Queries are now escaped like so:
dog cat => "dog" "cat"
Datasette previously only supported one type of faceting: exact column value counting.
With this change, faceting logic is extracted out into one or more separate classes which can implement other patterns of faceting - this is discussed in #427, but potential upcoming facet types include facet-by-date, facet-by-JSON-array, facet-by-many-2-many and more.

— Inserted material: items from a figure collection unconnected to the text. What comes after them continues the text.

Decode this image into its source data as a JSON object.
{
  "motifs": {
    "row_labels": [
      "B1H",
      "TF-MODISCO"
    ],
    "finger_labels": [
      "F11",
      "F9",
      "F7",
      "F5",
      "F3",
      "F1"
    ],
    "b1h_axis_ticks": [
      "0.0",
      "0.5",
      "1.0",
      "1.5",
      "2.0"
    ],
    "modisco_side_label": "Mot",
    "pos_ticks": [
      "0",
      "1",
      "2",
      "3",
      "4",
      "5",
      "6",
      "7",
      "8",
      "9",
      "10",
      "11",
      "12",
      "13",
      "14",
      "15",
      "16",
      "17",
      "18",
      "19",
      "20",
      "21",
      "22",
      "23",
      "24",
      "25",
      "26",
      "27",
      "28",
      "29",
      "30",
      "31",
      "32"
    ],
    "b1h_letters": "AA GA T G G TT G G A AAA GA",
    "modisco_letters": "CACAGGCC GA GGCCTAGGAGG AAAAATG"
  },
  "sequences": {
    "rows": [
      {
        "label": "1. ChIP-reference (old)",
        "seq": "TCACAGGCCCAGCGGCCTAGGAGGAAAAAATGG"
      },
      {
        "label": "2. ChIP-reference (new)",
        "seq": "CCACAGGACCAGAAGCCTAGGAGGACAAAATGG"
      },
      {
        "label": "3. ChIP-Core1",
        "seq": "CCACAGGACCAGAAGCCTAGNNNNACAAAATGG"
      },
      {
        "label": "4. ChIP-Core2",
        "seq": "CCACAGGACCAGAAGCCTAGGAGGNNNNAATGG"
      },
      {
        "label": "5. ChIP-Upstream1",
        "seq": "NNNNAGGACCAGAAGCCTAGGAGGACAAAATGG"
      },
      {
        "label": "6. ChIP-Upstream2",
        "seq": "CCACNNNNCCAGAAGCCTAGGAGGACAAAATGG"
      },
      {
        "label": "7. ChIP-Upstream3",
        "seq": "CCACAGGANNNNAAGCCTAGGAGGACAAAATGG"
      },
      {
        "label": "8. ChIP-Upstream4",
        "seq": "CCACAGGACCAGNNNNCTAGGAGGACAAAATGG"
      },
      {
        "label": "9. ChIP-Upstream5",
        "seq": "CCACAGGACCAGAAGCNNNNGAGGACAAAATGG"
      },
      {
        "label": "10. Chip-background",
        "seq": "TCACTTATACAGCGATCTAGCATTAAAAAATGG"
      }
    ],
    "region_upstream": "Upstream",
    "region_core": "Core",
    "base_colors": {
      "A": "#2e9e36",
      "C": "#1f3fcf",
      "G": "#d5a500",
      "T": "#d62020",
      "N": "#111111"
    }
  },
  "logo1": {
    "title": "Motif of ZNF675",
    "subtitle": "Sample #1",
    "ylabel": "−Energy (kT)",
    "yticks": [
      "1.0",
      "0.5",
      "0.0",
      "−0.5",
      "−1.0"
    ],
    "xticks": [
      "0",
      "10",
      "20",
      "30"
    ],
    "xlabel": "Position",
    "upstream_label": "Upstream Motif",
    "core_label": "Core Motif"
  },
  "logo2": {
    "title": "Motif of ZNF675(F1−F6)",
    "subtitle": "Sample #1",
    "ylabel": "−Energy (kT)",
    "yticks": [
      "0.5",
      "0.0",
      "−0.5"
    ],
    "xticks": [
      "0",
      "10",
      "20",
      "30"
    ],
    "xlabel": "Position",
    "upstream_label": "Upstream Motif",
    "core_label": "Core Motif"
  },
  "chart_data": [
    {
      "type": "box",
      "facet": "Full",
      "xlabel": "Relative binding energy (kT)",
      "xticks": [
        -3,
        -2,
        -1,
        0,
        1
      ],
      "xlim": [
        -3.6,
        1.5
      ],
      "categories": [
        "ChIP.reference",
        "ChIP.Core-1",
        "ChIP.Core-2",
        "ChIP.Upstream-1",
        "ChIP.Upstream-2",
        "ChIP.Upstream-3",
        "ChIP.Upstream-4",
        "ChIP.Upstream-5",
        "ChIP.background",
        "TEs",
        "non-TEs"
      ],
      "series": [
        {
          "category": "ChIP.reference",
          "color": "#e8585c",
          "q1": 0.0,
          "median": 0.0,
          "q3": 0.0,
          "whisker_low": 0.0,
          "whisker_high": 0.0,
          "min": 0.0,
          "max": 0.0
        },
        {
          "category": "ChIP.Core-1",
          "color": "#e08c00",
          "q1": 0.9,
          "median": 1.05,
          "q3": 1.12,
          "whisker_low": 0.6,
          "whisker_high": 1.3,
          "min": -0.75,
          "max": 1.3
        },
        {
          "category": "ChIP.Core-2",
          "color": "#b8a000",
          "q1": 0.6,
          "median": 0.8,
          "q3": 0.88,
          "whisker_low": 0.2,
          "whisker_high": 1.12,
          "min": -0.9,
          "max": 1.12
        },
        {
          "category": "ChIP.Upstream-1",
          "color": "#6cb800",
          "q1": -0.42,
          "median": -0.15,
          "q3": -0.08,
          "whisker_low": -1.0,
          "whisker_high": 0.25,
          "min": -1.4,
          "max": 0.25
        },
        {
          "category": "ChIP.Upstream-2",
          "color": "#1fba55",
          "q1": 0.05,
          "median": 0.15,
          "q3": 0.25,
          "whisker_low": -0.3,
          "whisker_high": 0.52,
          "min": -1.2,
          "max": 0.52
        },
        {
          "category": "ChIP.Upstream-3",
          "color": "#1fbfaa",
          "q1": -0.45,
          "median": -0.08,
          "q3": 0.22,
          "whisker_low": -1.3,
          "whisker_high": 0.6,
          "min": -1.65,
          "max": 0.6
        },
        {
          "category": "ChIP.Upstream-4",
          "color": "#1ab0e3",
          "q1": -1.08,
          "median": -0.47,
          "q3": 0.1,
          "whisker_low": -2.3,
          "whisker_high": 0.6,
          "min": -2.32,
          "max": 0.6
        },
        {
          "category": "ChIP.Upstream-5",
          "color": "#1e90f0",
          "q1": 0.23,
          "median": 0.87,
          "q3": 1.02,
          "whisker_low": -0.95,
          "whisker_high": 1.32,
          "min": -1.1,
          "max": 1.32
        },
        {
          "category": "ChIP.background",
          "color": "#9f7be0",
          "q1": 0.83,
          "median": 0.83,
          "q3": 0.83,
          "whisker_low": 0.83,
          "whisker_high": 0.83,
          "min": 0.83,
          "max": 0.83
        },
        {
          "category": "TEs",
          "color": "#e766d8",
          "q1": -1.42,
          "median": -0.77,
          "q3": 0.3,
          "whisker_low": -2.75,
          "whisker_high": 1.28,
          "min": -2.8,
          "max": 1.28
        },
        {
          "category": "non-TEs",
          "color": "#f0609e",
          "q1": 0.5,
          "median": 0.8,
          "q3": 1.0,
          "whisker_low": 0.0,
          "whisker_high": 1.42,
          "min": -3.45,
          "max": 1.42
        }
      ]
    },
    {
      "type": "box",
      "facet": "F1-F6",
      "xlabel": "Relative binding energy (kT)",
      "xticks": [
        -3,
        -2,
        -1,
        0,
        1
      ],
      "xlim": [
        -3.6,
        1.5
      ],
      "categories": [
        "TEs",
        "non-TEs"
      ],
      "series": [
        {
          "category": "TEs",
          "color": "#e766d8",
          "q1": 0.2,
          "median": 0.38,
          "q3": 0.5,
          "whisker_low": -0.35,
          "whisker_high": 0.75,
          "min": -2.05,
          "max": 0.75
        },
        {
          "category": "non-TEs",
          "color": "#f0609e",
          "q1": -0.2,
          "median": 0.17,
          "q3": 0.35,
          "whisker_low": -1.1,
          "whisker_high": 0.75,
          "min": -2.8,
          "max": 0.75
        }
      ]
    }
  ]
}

A new plugin hook, register_facet_classes, can be used by plugins to add in additional facet classes.
Each class must implement two methods: suggest(), which scans columns in the table to decide if they might be worth suggesting for faceting, and facet_results(), which executes the facet operation and returns results ready to be displayed in the UI.